An overview of the Evaluation of Oxygen Interactions with Materials 3 experiment: Space Shuttle Mission 46, July-August 1992

The Evaluation of Oxygen Interactions with Materials 3 (EOIM-3) flight experiment was developed to obtain benchmark atomic oxygen reactivity data and was conducted during Space Transportation System Mission 46 (STS-46), July 31 to August 7, 1992. In this paper, we present an overview of EOIM-3 and the results of the Lyndon B. Johnson Space Center (JSC) materials reactivity and mass spectrometer/carousel experiments. Mass spectrometer calibration methods are discussed briefly, as a prelude to a detailed discussion of the mass spectrometric results produced during STS-46. Mass spectrometric measurements of ambient O-atom flux and fluence are in good agreement with the values calculated using the MSIS-86 model of the thermosphere as well as estimates based on the extent of O-atom reaction with Kapton polyimide. Mass spectrometric measurements of gaseous products formed by O-atom reaction with C(13) labeled Kapton revealed CO, CO2, H2O, NO, and NO2. Finally, by operating the mass spectrometer so as to detect naturally occurring ionospheric species, we characterized the ambient ionosphere at various times during EOIM-3 and detected the gaseous reaction products formed when ambient ions interacted with the C(13) Kapton carousel sector. By direct comparison of the results of on-orbit O-atom exposures with those conducted in ground-based laboratory systems, which provide known O-atom fluences and translational energies, we have demonstrated the strong translational energy dependence of O-atom reactions with a variety of polymers.
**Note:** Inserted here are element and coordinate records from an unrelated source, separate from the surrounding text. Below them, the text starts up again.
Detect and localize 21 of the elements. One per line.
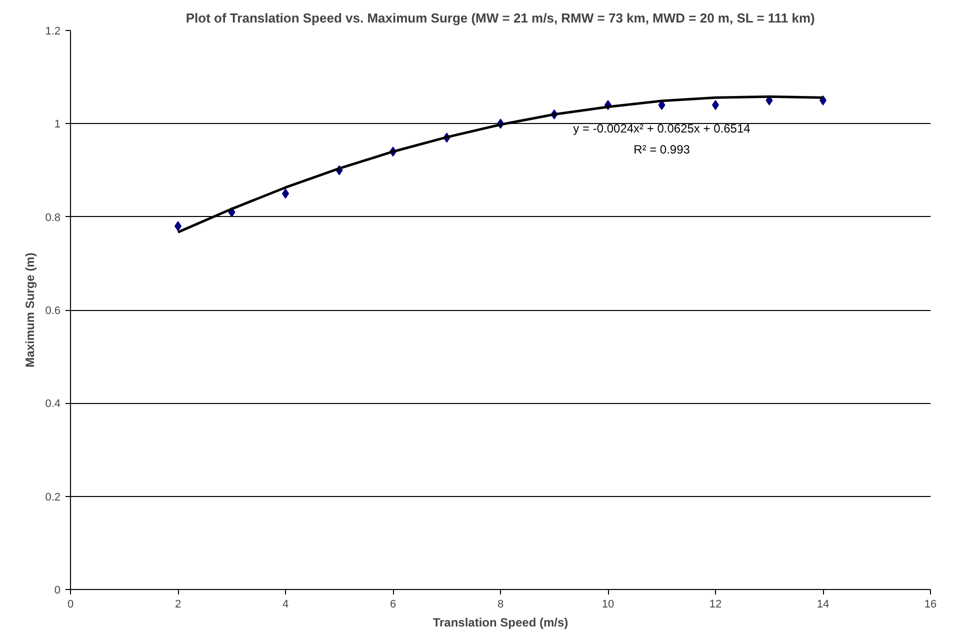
y-tick-label: 0 [54, 584, 61, 596]
y-tick-label: 0.4 [45, 398, 61, 410]
chart-title: Plot of Translation Speed vs. Maximum Surge (MW = 21 m/s, RMW = 73 km, MWD = 20 m, SL = 111 km) [186, 10, 815, 26]
x-tick-label: 12 [709, 598, 722, 610]
x-tick-label: 4 [282, 598, 289, 610]
x-tick-label: 16 [924, 598, 937, 610]
y-axis-title: Maximum Surge (m) [23, 252, 38, 368]
x-tick-label: 2 [174, 598, 182, 610]
x-axis-title: Translation Speed (m/s) [432, 616, 568, 630]
x-tick-label: 6 [390, 598, 396, 610]
y-tick-label: 0.6 [45, 305, 61, 317]
x-tick-label: 10 [602, 598, 614, 610]
x-tick-label: 8 [497, 598, 504, 610]
y-tick-label: 0.8 [45, 212, 61, 224]
annotation: R² = 0.993 [634, 142, 690, 156]
annotation: y = -0.0024x² + 0.0625x + 0.6514 [573, 121, 751, 136]
x-tick-label: 0 [67, 598, 74, 610]
y-tick-label: 1.2 [45, 26, 61, 38]
y-tick-label: 0.2 [45, 491, 61, 504]
x-tick-label: 14 [816, 598, 830, 610]
y-tick-label: 1 [54, 118, 61, 131]
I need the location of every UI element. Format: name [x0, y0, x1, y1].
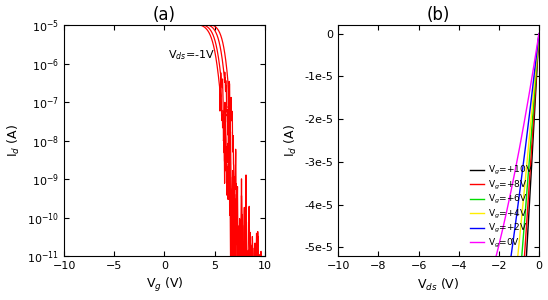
V$_g$=+4V — [535, 32, 542, 35]
Line: V$_g$=+2V: V$_g$=+2V — [338, 34, 539, 300]
Title: (b): (b) — [427, 6, 450, 24]
Title: (a): (a) — [153, 6, 176, 24]
V$_g$=+8V — [535, 32, 542, 35]
V$_g$=+10V — [535, 32, 542, 35]
V$_g$=+6V — [535, 32, 542, 35]
V$_g$=+2V — [535, 32, 542, 35]
V$_g$=0V — [535, 32, 542, 35]
Line: V$_g$=0V: V$_g$=0V — [338, 34, 539, 300]
Line: V$_g$=+8V: V$_g$=+8V — [338, 34, 539, 300]
Y-axis label: I$_d$ (A): I$_d$ (A) — [283, 124, 299, 157]
Line: V$_g$=+6V: V$_g$=+6V — [338, 34, 539, 300]
Line: V$_g$=+10V: V$_g$=+10V — [338, 34, 539, 300]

A 'line-of-centers' reactive scattering model was shown to provide a reasonably accurate description of the translational energy dependence of polymer reactions with O atoms at high atom kinetic energies while a Beckerle-Ceyer model provided an accurate description of O-atom reactivity over a three order-of-magnitude range in translational energy and a four order-of-magnitude range in reaction efficiency. Postflight studies of the polymer samples by x-ray photoelectron spectroscopy and infrared spectroscopy demonstrate that O-atom attack is confined to the near-surface region of the sample, i.e. within 50 to 100 A of the surface.